Why Reddit Data Reddit is an incredibly popular website; it averages around 1.5 billion visits per month and allows its users to create subreddits, or communities, based around whatever they want from topics as broad as news to niche interests such as whether some kid named Eric is wearing shorts r/IsEricWearingShorts. On beauty subreddits like r/AsianBeauty and r/SkincareAddiction, members share their daily routines, favorite products, and general likes and dislikes. These posts contain an endless supply of information from incredibly knowledgeable individuals that Sephora can leverage in order to find new brands to carry and products containing the ingredients customers want.
Accessing the Data with the Reddit API Since Reddit is such a rich source for text data, it has an API wrapper called PRAW so you can access data from the site without having to scrape it. In order to use the wrapper, install it on your machine with pip, create an account with Reddit and sign up as a developer to receive API credits. Once you do so you have the ability to download up to 1000 posts from each subreddit and in addition to the title and text of the post you can also access information such as the number of comments, the upvote ratio, time posted, and even all of the comments on the post.
Column Name | Data Type | Description |
---|---|---|
num_comments | int | the number of comments on the post |
post | object(string) | The body of the post |
time_utc | float | the time posted in epoch time |
title | object(string) | the post title |
upvote | float | the ratio of upvotes to downvotes where 1 is all upvotes and 0 is all downvotes |
target | int | dummy, 1 if post from AsianBeauty, 0 from SkincareAddiction |
title_word_count | int | number of words in title |
post_word_count | int | number of words in post |
post_isnull | int | dummy, 1 if no words in post, 0 otherwise |
text | object(string) | the title column combined with the post column |
text_word_count | int | total number of words in title and post |
composite_sentiment | float | a score from -1 to 1 that measures how positive or negative the text is where -1 is completely negative and 1 is completely positive |
I ran 7 scrapes each on the two subreddits, r/AsianBeauty and r/SkincareAddiction, and after dropping duplicate rows, I ended up with 6,207 posts. I then checked for null values, and created count variables and ran sentiment ananlysis on all of my text variables and built a function to output their histograms. I then ran my text column through CountVectorizer and turned the output into a dataframe in order to see the words from the posts. I ended up with more than 14,000 columns and I dug into the output to see if any of them were irrelevant words to add to my list of stop words. I filtered out http remnants, long numbers, and some words in Japanese and Korean using regex filters and added them to my list of stop words. Building the final list of stop words was an iterative process where I would run the model, see what irrelevant words rose to the top of the list for each subreddit, added those to the list and repeated. I ended up with 957 stop words in total. I built the model using a pipeline so I could grid search over different values of the CountVectorizer parameters, with the classification step done using a logistic regression function. This worked extremely well, with a training accuracy of 98.6% and a test accuracy of 94.2%. The model is slightly overfit, but changing the regularization levels in the logistic regression did not improve the accuracy scores.

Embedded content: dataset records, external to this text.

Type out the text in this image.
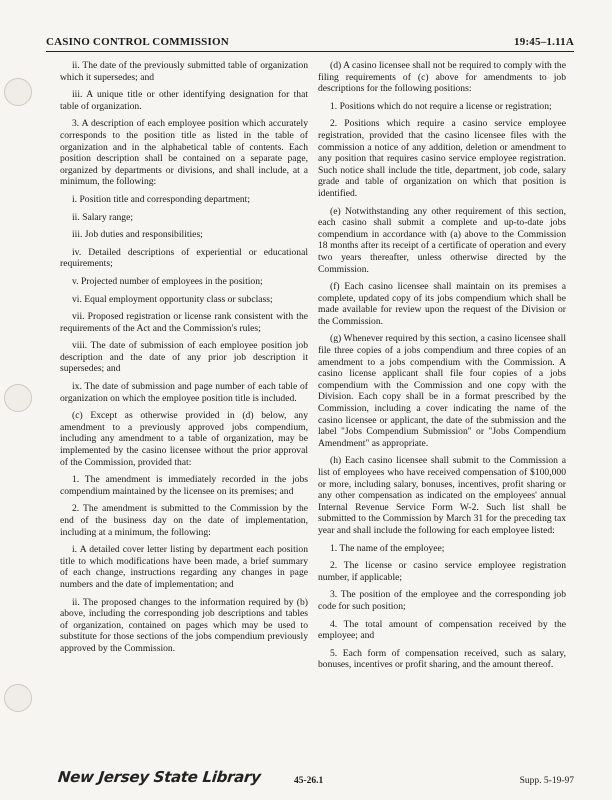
CASINO CONTROL COMMISSION	19:45–1.11A

ii. The date of the previously submitted table of organization which it supersedes; and

iii. A unique title or other identifying designation for that table of organization.

3. A description of each employee position which accurately corresponds to the position title as listed in the table of organization and in the alphabetical table of contents. Each position description shall be contained on a separate page, organized by departments or divisions, and shall include, at a minimum, the following:

i. Position title and corresponding department;

ii. Salary range;

iii. Job duties and responsibilities;

iv. Detailed descriptions of experiential or educational requirements;

v. Projected number of employees in the position;

vi. Equal employment opportunity class or subclass;

vii. Proposed registration or license rank consistent with the requirements of the Act and the Commission's rules;

viii. The date of submission of each employee position job description and the date of any prior job description it supersedes; and

ix. The date of submission and page number of each table of organization on which the employee position title is included.

(c) Except as otherwise provided in (d) below, any amendment to a previously approved jobs compendium, including any amendment to a table of organization, may be implemented by the casino licensee without the prior approval of the Commission, provided that:

1. The amendment is immediately recorded in the jobs compendium maintained by the licensee on its premises; and

2. The amendment is submitted to the Commission by the end of the business day on the date of implementation, including at a minimum, the following:

i. A detailed cover letter listing by department each position title to which modifications have been made, a brief summary of each change, instructions regarding any changes in page numbers and the date of implementation; and

ii. The proposed changes to the information required by (b) above, including the corresponding job descriptions and tables of organization, contained on pages which may be used to substitute for those sections of the jobs compendium previously approved by the Commission.

(d) A casino licensee shall not be required to comply with the filing requirements of (c) above for amendments to job descriptions for the following positions:

1. Positions which do not require a license or registration;

2. Positions which require a casino service employee registration, provided that the casino licensee files with the commission a notice of any addition, deletion or amendment to any position that requires casino service employee registration. Such notice shall include the title, department, job code, salary grade and table of organization on which that position is identified.

(e) Notwithstanding any other requirement of this section, each casino shall submit a complete and up-to-date jobs compendium in accordance with (a) above to the Commission 18 months after its receipt of a certificate of operation and every two years thereafter, unless otherwise directed by the Commission.

(f) Each casino licensee shall maintain on its premises a complete, updated copy of its jobs compendium which shall be made available for review upon the request of the Division or the Commission.

(g) Whenever required by this section, a casino licensee shall file three copies of a jobs compendium and three copies of an amendment to a jobs compendium with the Commission. A casino license applicant shall file four copies of a jobs compendium with the Commission and one copy with the Division. Each copy shall be in a format prescribed by the Commission, including a cover indicating the name of the casino licensee or applicant, the date of the submission and the label "Jobs Compendium Submission" or "Jobs Compendium Amendment" as appropriate.

(h) Each casino licensee shall submit to the Commission a list of employees who have received compensation of $100,000 or more, including salary, bonuses, incentives, profit sharing or any other compensation as indicated on the employees' annual Internal Revenue Service Form W-2. Such list shall be submitted to the Commission by March 31 for the preceding tax year and shall include the following for each employee listed:

1. The name of the employee;

2. The license or casino service employee registration number, if applicable;

3. The position of the employee and the corresponding job code for such position;

4. The total amount of compensation received by the employee; and

5. Each form of compensation received, such as salary, bonuses, incentives or profit sharing, and the amount thereof.

New Jersey State Library	45-26.1	Supp. 5-19-97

Members of both subreddits discussed extensively how to deal with acne and what ingredients and products work to remove blemishes and reduce the appearance of scars. Also both subreddits strongly recommend wearing sunscreen daily. Skincare Addiction users seem to have more serious acne (or at least focus more of their discussions or dealing with it) and users tend to recommend the use of strong acids. Asian beauty users, on the other hand, are more focused on dealing with dry skin and using products to increase hydration and that proper hydration will also lead to a decrease in blemishes.

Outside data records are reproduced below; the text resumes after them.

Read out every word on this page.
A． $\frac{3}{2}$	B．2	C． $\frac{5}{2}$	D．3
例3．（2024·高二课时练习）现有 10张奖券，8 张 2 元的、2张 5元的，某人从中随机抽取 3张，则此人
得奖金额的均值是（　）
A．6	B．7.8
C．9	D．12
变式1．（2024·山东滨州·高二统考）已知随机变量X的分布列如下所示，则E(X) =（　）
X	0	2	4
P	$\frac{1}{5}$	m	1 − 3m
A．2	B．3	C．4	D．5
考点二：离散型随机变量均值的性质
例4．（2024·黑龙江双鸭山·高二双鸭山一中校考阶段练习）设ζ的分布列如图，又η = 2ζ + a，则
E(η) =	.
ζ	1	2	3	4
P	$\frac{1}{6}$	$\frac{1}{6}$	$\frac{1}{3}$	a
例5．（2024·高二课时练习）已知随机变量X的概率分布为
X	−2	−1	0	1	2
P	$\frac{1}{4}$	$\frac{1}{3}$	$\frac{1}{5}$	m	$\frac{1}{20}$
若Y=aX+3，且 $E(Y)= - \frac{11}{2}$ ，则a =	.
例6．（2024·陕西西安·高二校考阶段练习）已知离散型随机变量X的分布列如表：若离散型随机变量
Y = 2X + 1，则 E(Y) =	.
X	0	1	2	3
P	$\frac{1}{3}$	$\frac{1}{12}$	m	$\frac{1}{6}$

Popular Brands and Ingredients on Asian Beauty:
Brands: Innisfree, Klairs, Cosrx, Laneige, Sulwhasoo, A'peiu, Etude House, Kose, Skinfood, Krave, Pyunkang Yul, Neogen, Glow Recipe, Nature Republic, Shu Uemura, Shiseido Ingredients: snail mucin, madecassoside, centella asiatica extract, royal honey, tamanu oil, green tea
Popular Brands and Ingredients on Skincare Addiction:
Brands: Neutrogena, Eucerin, Cetaphil, La Roche Posay, The Ordinary, CeraVe, Stratia, Paula's Choice, Pixi, Peter Thomas Roth, Clinique, Aztec Clay, Drunk Elephant Ingredients: Glycolic acid, Azealic acid, placenta, hylauronic acid, BHA, benozyl peroxide, witch hazel, micellar water, AHA, coconut oil, aloe vera gel, lactic acid, tretonin, niacinamide, zinc
Sephora should look into carrying Stratia, Paula's Choice, Innisfree, Klairs, Sulwhasoo, and Nature Republic.
In addition to the above brands, Sephora already carries some Neogen products but Neogen's Green Tea stick face cleanser was referenced frequently in the AsianBeauty subreddit and should be added to their store. Also, Sephora should focus more on products that deal with acne prevention and contain hydrating ingredients like snail mucin and centella asiatica extract that Asian Beauty members like.
I would dig into the relevant terms from my scrapes, filter out the brand names, scrape Sephora's brands page, and compare which brands Sephora carries that are on my list and which they don't.